Due imprenditori della provincia di Cuneo hanno presentato alla Procura di Brescia un nuovo esposto in cui chiedono di indagare su presunte pressioni subite durante una vecchia inchiesta.
I fatti risalgono al 2021, quando entrambi erano indagati insieme ad altre dodici persone per presunta truffa legata ai contributi statali destinati alla centrale a biomasse di Olevano di Lomellina, nel Pavese.
Dopo un lungo percorso giudiziario, tutti gli imputati sono stati assolti, ma gli imprenditori sostengono che, durante le indagini, avrebbero subito comportamenti irregolari da parte della Guardia di Finanza.
Le presunte pressioni durante l’interrogatorio
Secondo quanto riportato nell’esposto, quattro militari della Guardia di Finanza, nel corso di un interrogatorio avvenuto il 28 aprile 2021, avrebbero esercitato forti pressioni affinché i due imprenditori fornissero dichiarazioni autoaccusatorie o accusatorie verso gli altri indagati.
Gli imprenditori affermano che i finanzieri avrebbero lasciato intendere che una collaborazione avrebbe portato benefici nei successivi sviluppi processuali, mentre un rifiuto avrebbe potuto peggiorare la loro situazione.
Nell’esposto è stata allegata la registrazione del colloquio, nella quale i militari avrebbero fatto riferimento diretto al pubblico ministero Paolo Mazza, allora coordinatore dell’inchiesta, come colui che avrebbe “valutato molto positivamente” eventuali ammissioni.
L’inchiesta Biolevano e l’assoluzione generale
All’epoca dei fatti, la Procura di Pavia indagava sulla centrale a biomasse Biolevano, accusata di aver percepito contributi dal Gestore dei Servizi Energetici senza rispettare la cosiddetta “filiera corta”, che impone l’utilizzo di legname proveniente da un raggio massimo di 70 chilometri.
Fra i quattordici imputati figuravano anche i due imprenditori cuneesi, accusati di aver fornito materiale alla centrale. Il procedimento, seguito dal pm Mazza, si concluse con l’assoluzione totale di tutti gli imputati, confermando l’insussistenza delle accuse.
Un caso già denunciato e poi archiviato
Già nel 2021 i due imprenditori avevano segnalato il comportamento dei quattro militari alla Procura di Cuneo, che aveva aperto un fascicolo per tentata concussione e falso. L’indagine, però, non portò a sviluppi: il caso fu archiviato.

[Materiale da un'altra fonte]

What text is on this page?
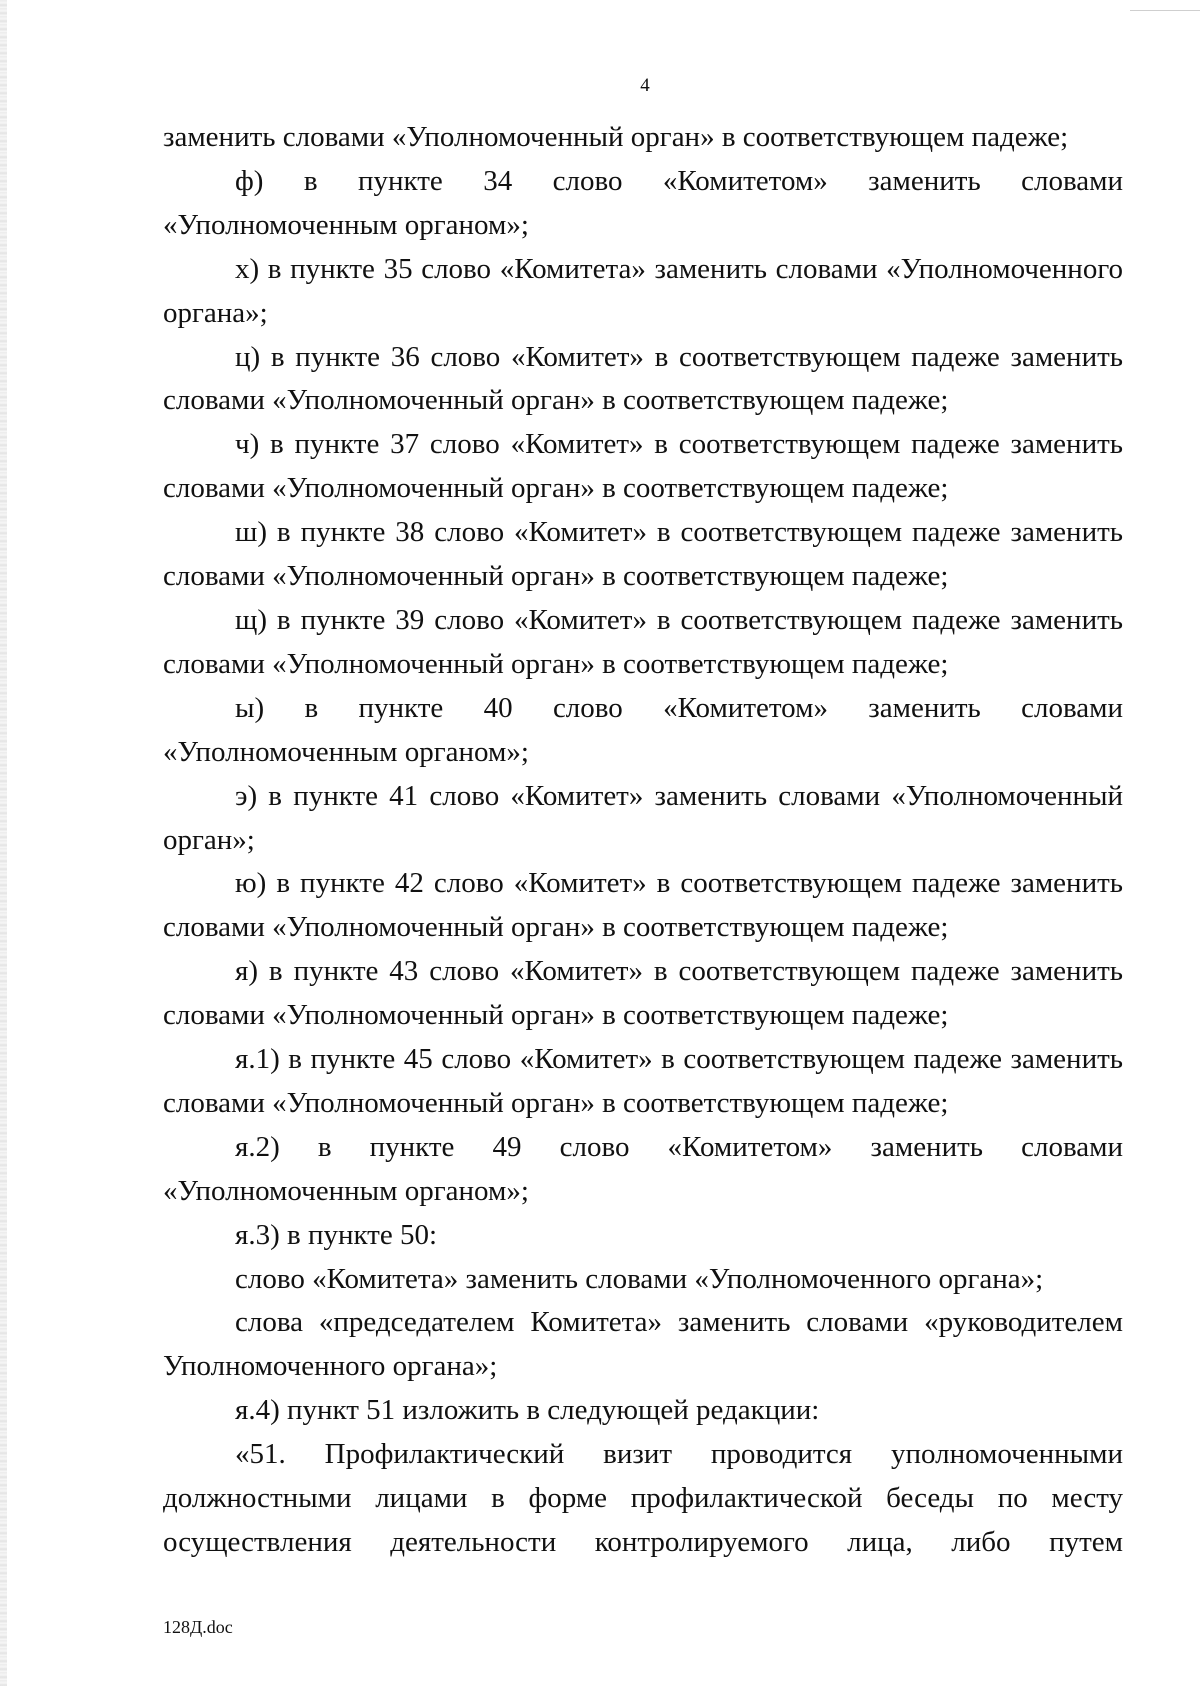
4

заменить словами «Уполномоченный орган» в соответствующем падеже;

ф) в пункте 34 слово «Комитетом» заменить словами «Уполномоченным органом»;

х) в пункте 35 слово «Комитета» заменить словами «Уполномоченного органа»;

ц) в пункте 36 слово «Комитет» в соответствующем падеже заменить словами «Уполномоченный орган» в соответствующем падеже;

ч) в пункте 37 слово «Комитет» в соответствующем падеже заменить словами «Уполномоченный орган» в соответствующем падеже;

ш) в пункте 38 слово «Комитет» в соответствующем падеже заменить словами «Уполномоченный орган» в соответствующем падеже;

щ) в пункте 39 слово «Комитет» в соответствующем падеже заменить словами «Уполномоченный орган» в соответствующем падеже;

ы) в пункте 40 слово «Комитетом» заменить словами «Уполномоченным органом»;

э) в пункте 41 слово «Комитет» заменить словами «Уполномоченный орган»;

ю) в пункте 42 слово «Комитет» в соответствующем падеже заменить словами «Уполномоченный орган» в соответствующем падеже;

я) в пункте 43 слово «Комитет» в соответствующем падеже заменить словами «Уполномоченный орган» в соответствующем падеже;

я.1) в пункте 45 слово «Комитет» в соответствующем падеже заменить словами «Уполномоченный орган» в соответствующем падеже;

я.2) в пункте 49 слово «Комитетом» заменить словами «Уполномоченным органом»;

я.3) в пункте 50:

слово «Комитета» заменить словами «Уполномоченного органа»;

слова «председателем Комитета» заменить словами «руководителем Уполномоченного органа»;

я.4) пункт 51 изложить в следующей редакции:

«51. Профилактический визит проводится уполномоченными должностными лицами в форме профилактической беседы по месту осуществления деятельности контролируемого лица, либо путем

128Д.doc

Oggi, però, gli stessi elementi vengono rimessi all’attenzione della Procura di Brescia, che da tempo conduce le indagini denominate Clean 1, Clean 2 e Clean 3, tutte collegate al presunto “sistema Pavia”.
Che cosa si intende per “sistema Pavia”
Il termine “sistema Pavia” viene utilizzato per indicare un presunto insieme di pratiche distorte attribuite ad alcuni magistrati e ad apparati investigativi attivi nella Procura di Pavia negli anni recenti.
Si parla di un possibile metodo di gestione delle indagini poco trasparente: pressioni sugli indagati, rapporti non limpidi tra pm e forze di polizia giudiziaria, una conduzione delle inchieste ritenuta in alcuni casi troppo orientata a ottenere risultati o confessioni. A finire nel mirino, anche la gestione della indagini relative all’omicidio di Chiara Poggi.

È importante ricordare che si tratta di ipotesi ancora al vaglio della magistratura; tuttavia, il numero crescente di esposti e testimonianze ha alimentato un dibattito nazionale sulla necessità di garantire maggiore controllo, trasparenza e autonomia nelle fasi investigative.
Il caso dei due imprenditori cuneesi, al di là dell’esito processuale, si inserisce in questo contesto più ampio e contribuisce ad alimentare la richiesta, sempre più forte, di indagini chiare e indipendenti per ristabilire piena fiducia nella magistratura pavese.